The protein FimH sits at the tip of projections on the surface of many enterobacterial strains and grips human cells. It has been thought that bacteria lose that grip when flushed out by body fluids such as saliva. But Thomas et al. now show that the stress of getting caught mid-stream can actually make E. coli clasp on tight, and it's FimH that does the grasping.

In the 28 June issue of Cell, the authors revisited a decades-old observation that shaking up bacteria with red blood cells in a flask causes the red blood cells to clump. If the flask is then left to sit, Thomas et al. discovered that certain strains of E. coli fall off the red blood cells, causing them to disaggregate. The reason for this counter-intuitive behavior has to do with the mechanics of FimH.

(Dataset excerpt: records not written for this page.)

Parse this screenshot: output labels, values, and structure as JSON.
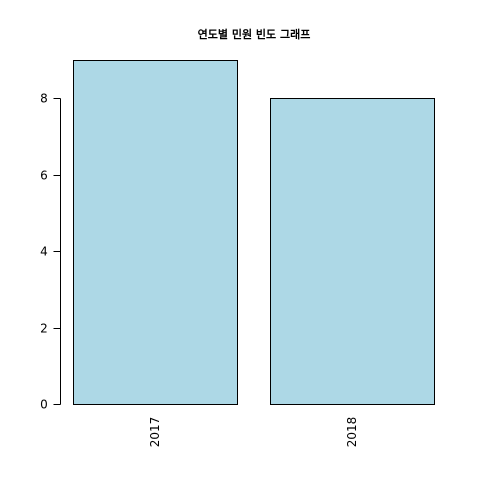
{
  "chart_data": {
    "type": "bar",
    "title": "연도별 민원 빈도 그래프",
    "xlabel": "",
    "ylabel": "",
    "categories": [
      "2017",
      "2018"
    ],
    "values": [
      9,
      8
    ],
    "y_ticks": [
      "0",
      "2",
      "4",
      "6",
      "8"
    ],
    "ylim": [
      0,
      9
    ],
    "bar_color": "#add8e6",
    "border_color": "#000000",
    "grid": false,
    "legend": "none",
    "x_tick_label_orientation": "vertical"
  }
}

The authors delved into the mechanics of FimH by applying a new computational method to the previously solved structure of the protein. That method, called steered molecular dynamics (SMD), stretches a known protein structure under an external force. The authors performed SMD simulations designed to mimic tension mediated by the sheer stress of fluids. As in this image, sheer force stretches the segment (in pink) that connects FimH to bacterial fimbrial projections. The authors describe the mechanism as a “finger-trap” in which the harder you pull, the more your finger gets stuck in a trap. Sheer stress could shift the binding site (in green) from a “low-affinity” to a “high-affinity” conformation, or expose an additional binding site, speculate the researchers. The authors note that with this mechanism, bacteria are well adapted to not only clamp down under stress, but to pick up and move under their own power when the coast is clear.